O Banco Central pode ter iniciado o processo de desdolarização da economia brasileira. É o que diz uma mensagem da Not Just Heafline, que me foi enviada por alto funcionário do Banco Central. Menciono a fonte alertado por um comentário.
Entre outubro de 2024 e outubro de 2025 o Brasil vendeu US$ 61,3 bilhões em títulos do Tesouro norte-americano, o equivalente a quase 27% das reservas em dólar. Trata-se da maior redução percentual do mundo. Supera a Índia (21%) e a China (menos de 10%), ainda que a China tenha vendido valores absolutos maiores.
O dado mais revelador é que Brasil e Índia venderam treasures justamente quando os juros dos Estados Unidos estavam elevados, e o valor de face dos títulos é menor. Ou seja, a decisão não foi financeira, mas política e estratégica.
Ao mesmo tempo, o Brasil tem redirecionado suas reservas para o ouro. Em apenas 3 meses adquiriu 43 toneladas. As reservas totais chegam a 172 toneladas. A estratégia segue o mesmo padrão adotado pela Índia e China.
O ouro volta a ser ativo de soberania monetária, não apenas reserva de valor.
O dado mais significativo ocorreu no comércio mundial. O Brasil é o maior produtor e exportador mundial de soja. A China responde por 60% a 66% das importações globais do produto. Os dois países passaram a liquidar parte do comércio de soja em moedas locais, sem uso do dólar.
Esse fato demonstra que as linhas de swap cambial já estão operacionais. E os sistemas alternativos de pagamento estão funcionando na prática. Esse é o ponto nervoso para Washington: o comércio real, de grande volume, fora do dólar.
Tudo aponta para esta direção: a desdolarização deixou de ser discurso e passou a ser estratégia concreta.
Ou seja, apesar das repetidas advertências de Donald Trump contra os BRICS, os países do bloco aceleraram esforços para contornar o dólar. Ameaças são incentivos para a busca de alternativas.
A leitura óbvia é que o fator Trump representou mais uma vez um tiro no pé dos EUA:
1. Risco político passa a pesar tanto quanto risco financeiro.
2. Liquidez em dólar deixou de ser neutra devido às sanções, congelamentos e extraterritorialidade jurídica.
3. Reservas passam a ser instrumento de política externa.
O dado-chave não é o volume absoluto, mas a tendência coordenada: Brasil, Índia, China, Rússia e até bancos centrais europeus vêm aumentando posições em ouro.

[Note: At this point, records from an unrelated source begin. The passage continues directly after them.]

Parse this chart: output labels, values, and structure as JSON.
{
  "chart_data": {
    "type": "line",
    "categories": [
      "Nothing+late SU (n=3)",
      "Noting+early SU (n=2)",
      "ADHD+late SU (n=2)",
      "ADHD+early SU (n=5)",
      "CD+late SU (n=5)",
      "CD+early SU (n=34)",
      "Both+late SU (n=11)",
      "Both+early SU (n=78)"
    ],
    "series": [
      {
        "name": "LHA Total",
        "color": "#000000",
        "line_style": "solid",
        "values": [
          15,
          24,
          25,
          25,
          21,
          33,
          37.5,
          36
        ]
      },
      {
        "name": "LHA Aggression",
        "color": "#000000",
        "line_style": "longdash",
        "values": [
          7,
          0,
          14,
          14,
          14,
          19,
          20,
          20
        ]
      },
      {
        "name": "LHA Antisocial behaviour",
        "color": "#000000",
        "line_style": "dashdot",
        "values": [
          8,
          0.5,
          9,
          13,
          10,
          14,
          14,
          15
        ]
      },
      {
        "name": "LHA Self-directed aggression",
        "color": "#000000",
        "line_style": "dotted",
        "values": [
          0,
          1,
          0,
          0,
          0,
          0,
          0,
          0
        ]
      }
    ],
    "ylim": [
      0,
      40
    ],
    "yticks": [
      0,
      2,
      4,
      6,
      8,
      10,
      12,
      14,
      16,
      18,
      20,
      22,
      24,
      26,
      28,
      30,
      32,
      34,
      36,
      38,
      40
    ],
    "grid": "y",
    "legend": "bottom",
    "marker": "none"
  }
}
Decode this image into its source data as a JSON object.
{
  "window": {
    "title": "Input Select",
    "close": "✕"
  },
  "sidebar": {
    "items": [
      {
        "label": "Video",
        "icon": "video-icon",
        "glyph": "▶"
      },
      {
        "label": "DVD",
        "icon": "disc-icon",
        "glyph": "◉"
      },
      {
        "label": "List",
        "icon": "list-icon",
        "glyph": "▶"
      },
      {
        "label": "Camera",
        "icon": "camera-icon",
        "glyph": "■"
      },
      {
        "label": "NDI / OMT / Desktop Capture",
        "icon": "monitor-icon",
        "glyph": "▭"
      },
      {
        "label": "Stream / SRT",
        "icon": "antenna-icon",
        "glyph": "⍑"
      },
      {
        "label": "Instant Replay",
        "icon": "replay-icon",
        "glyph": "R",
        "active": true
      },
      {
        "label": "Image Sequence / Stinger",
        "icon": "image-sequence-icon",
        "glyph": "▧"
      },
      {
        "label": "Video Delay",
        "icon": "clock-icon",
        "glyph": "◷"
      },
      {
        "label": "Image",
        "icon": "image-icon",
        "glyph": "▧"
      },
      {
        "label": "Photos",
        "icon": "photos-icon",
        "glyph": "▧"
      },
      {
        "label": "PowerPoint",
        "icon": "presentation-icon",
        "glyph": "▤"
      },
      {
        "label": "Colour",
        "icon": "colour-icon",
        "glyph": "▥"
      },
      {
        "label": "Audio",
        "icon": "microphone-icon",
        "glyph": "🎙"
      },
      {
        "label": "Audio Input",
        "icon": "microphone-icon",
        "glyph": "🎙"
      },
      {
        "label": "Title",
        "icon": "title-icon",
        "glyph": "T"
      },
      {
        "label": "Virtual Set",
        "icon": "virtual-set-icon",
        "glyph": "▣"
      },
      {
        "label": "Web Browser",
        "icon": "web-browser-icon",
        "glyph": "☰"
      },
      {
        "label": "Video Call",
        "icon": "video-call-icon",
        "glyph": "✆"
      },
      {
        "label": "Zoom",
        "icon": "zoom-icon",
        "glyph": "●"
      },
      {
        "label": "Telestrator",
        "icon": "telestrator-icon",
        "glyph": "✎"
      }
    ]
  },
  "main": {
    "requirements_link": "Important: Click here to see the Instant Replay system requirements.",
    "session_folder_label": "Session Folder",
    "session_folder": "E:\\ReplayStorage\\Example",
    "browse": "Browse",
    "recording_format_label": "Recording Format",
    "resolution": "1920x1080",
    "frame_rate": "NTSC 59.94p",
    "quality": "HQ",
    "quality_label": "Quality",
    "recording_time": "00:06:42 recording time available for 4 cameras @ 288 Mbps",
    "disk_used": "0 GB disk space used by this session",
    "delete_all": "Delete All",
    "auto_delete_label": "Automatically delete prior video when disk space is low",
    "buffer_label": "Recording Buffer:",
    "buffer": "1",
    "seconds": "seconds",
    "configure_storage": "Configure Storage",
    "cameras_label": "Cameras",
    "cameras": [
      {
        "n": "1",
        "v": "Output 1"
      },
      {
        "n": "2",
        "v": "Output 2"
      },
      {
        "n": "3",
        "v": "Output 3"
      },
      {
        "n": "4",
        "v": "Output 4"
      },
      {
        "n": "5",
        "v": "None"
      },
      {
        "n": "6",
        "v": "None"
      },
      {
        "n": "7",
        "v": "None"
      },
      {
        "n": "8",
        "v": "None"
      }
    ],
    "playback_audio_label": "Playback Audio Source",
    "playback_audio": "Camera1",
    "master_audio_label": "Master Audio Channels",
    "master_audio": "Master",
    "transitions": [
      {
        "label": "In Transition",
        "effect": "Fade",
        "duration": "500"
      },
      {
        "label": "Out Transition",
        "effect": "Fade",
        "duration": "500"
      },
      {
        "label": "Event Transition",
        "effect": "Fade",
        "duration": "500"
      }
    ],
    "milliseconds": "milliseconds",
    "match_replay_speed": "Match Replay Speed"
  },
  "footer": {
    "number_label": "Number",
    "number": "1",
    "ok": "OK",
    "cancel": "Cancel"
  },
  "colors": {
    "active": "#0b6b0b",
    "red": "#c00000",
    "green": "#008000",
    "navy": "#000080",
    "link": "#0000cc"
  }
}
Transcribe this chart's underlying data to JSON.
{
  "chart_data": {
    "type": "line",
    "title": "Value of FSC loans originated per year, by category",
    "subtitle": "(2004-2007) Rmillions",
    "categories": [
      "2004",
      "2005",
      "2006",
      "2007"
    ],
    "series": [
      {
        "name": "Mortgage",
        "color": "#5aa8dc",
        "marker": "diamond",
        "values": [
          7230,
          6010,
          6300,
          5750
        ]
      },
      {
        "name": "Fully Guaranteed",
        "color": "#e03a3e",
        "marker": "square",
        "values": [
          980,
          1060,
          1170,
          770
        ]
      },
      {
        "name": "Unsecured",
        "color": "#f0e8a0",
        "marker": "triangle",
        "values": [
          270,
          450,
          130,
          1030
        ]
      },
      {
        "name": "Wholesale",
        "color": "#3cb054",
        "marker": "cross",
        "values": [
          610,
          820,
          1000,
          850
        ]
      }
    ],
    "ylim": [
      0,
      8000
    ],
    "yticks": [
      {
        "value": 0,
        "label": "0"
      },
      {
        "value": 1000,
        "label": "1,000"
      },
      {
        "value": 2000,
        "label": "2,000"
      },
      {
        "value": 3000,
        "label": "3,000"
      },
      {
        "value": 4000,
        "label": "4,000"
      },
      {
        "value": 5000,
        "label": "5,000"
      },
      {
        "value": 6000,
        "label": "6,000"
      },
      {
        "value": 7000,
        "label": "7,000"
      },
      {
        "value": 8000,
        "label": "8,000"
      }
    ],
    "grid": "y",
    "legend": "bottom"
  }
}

Por outro lado, quando a liquidação ocorre em moedas locais, o dólar deixa de ser moeda de passagem, bancos americanos saem da intermediação e a demanda estrutural por dólares cai no longo prazo.
E não se trata de mero teste. Para conseguir essas operações foi necessário linhas de swap cambiais bilaterais, bancos habilitados nos dois países, sistemas de compensação fora do Swift (o sistema de transações ocidental, baseado no dólar) e confiança política de longo prazo.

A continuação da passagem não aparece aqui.